Kipchoge took the win in 2:04:17, outside his own London Marathon course record of 2:03:05, set here two years ago. A thoroughly conquering run nonetheless, the 33 year-old Kenyan now winning 10 of his 11 marathon starts, including the Olympic title in Rio in 2016.
For Farah the pace began to takes its toll as early as 17 miles, even before hitting the proverbial wall, although after plenty of teeth-gritting and checking of the watch, he held on for third place in 2:06:21, briefly stumbling after the line, a highly respectable time and impressive running nonetheless, and well inside Steve Jones’s 33-year-old British record of 2:07:13.
Obviously not quite the same Farah that dominated the track championships for the last seven years, there were however signs Farah can go faster: just before halfway, Farah ran into trouble for the first time, failing to collect the correct bottle at the drinks station, and with that dropped some 20 metres on the leaders.
Farah did close that gap again, but once Kipchoge decisively broke for home around 17 miles there was no holding him back. It was the largely unheralded Tola Kitata, the 21 year-old from Ethiopia, who held on to Kipchoge the longest, finishing second in 2:04:49, a personal best – and thus joining the still exclusive sub-2:05 club.
Farah had also targeted Sondre Nordstad Moen’s European best of 2:05:48, set by the Norwegian runner last year, although that may well come on another day, this being Farah’s first marathon ‘proper’, after a self-proclaimed ‘test run’ in London four years ago, when he finished eighth in 2:08.21
In finishing third Farah looked as tired as he’s ever been, his more laboured than loping, his effort complete. On the road towards Tokyo 2020 it may well prove perfectly paced: “You have to go with the pace in a race like that, so happy with the way I ran, and the time” Farah told BBC afterwards. “It just shows training has being going well, conditions were a little hard today, hot, but I got great support from the crowd, from the people, and thanks to everyone who came out, cheering my name. It was all good.”
Kipchoge however is unquestionably the best men’s marathon runner around right now, this his third title in London – also winning in 2015 and 2016: his record on the road and the track is now second to none, beginning as an 18 year-old when winning the 5,000m at the 2003 World Championships in Paris.
The elite field passed halfway in 61:01 – exactly as scheduled, inside world record pace, and the fastest half-way split in major marathon history.
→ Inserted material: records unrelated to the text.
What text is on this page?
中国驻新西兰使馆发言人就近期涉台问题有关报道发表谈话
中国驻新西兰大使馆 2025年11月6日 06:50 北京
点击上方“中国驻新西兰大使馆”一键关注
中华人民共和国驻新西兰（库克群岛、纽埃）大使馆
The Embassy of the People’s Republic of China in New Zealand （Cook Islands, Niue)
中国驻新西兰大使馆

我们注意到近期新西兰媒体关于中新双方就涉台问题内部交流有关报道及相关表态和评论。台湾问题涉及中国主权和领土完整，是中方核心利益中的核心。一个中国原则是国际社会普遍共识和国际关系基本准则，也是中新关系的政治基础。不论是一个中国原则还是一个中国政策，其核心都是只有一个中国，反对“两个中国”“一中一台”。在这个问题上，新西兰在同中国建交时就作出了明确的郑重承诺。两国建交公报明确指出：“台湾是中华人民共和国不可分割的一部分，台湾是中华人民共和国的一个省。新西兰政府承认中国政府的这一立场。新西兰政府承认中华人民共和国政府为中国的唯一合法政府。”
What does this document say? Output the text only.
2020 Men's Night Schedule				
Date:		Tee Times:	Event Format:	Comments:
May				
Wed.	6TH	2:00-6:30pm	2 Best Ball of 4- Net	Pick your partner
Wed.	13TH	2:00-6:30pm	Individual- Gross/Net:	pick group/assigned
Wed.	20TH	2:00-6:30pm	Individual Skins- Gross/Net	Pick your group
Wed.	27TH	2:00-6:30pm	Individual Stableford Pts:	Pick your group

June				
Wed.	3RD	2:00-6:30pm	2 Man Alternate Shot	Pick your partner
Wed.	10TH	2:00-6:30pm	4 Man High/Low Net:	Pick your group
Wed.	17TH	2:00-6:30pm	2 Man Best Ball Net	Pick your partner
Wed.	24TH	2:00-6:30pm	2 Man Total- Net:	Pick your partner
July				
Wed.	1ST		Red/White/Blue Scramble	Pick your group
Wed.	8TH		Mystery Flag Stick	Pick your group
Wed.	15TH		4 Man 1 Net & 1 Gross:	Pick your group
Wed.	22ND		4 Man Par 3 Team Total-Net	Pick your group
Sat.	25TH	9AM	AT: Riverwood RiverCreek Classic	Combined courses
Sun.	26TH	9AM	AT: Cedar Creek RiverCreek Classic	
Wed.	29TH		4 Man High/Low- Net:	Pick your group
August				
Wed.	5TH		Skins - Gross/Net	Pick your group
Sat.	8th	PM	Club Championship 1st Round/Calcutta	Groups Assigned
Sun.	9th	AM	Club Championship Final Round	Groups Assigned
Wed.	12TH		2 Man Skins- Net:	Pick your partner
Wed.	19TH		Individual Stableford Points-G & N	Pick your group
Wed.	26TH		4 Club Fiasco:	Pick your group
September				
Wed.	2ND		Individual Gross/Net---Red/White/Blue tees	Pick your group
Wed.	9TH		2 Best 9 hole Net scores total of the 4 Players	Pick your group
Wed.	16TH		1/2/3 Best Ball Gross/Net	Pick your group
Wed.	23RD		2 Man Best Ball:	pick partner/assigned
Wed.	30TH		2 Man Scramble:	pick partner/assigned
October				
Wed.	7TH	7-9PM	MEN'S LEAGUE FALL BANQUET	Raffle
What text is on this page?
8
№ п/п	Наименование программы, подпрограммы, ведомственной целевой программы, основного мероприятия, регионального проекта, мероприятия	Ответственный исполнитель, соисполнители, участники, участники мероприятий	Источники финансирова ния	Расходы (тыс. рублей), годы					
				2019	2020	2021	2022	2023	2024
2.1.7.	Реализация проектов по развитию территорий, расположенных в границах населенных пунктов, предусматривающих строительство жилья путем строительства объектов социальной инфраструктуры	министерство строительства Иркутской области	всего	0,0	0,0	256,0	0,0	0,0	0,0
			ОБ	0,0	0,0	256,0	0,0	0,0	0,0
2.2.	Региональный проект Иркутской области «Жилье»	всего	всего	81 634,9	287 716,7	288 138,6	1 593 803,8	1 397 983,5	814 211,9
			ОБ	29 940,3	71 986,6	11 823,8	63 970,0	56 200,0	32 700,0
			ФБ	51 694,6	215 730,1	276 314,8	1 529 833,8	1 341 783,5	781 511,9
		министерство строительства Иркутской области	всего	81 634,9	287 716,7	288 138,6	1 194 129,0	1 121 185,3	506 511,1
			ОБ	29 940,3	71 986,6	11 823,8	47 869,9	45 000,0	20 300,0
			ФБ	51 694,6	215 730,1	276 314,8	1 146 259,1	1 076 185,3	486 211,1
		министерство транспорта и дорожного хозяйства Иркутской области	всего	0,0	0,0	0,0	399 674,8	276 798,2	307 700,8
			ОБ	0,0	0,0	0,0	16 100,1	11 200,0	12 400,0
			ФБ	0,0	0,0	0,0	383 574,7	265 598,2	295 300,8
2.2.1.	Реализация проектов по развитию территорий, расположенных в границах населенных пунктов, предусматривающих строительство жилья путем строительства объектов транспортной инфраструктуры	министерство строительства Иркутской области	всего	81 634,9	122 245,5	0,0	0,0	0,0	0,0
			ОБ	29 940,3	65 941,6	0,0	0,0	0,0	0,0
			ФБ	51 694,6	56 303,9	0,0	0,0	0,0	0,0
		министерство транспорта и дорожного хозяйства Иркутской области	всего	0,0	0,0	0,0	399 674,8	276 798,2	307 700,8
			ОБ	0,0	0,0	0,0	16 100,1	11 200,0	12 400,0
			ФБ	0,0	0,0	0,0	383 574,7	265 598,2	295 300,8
The warm conditions played some part in the drop off in pace afterwards, though Kipchoge never once looked troubled, the man who won last year at Monza race track ran 2:00:25, ruled out for record purposes because of a few little gimmicks but a superhuman effort nonetheless.
There was a fine race run by the top Irish entry Stephen Scullion, who finished 12th overall in a personal best of 2:15:55, the Belfast man also booking his place on the Irish team for the European Championships in Berlin this summer.
In the women’s race, Kenya’s Mary Keitany also set out on world record pace - before suddenly succumbing to the distance and the pace. Instead she was run down by fellow Kenyam Vivian Cheruiyot, four-time World champion on the track, at 34 the reigning Olympic champion over 5,000m, paced herself to perfection, winning in 2:18:31, the fourth fastest in women’s marathon history.
Brigid Kosgei took second 2:20:12, a Kenyan, while finished fairly out on her feet in fifth was Keitany, in 2:24:27. Ouch. Still prving untouchable then is Paula Radcliffe’s world record of 2:15:25, set in London 15 years ago.
It was only Cheruiyot’s third marathon, fourth in London last year 2:23:35, before winning the Frankfurt marathon last October.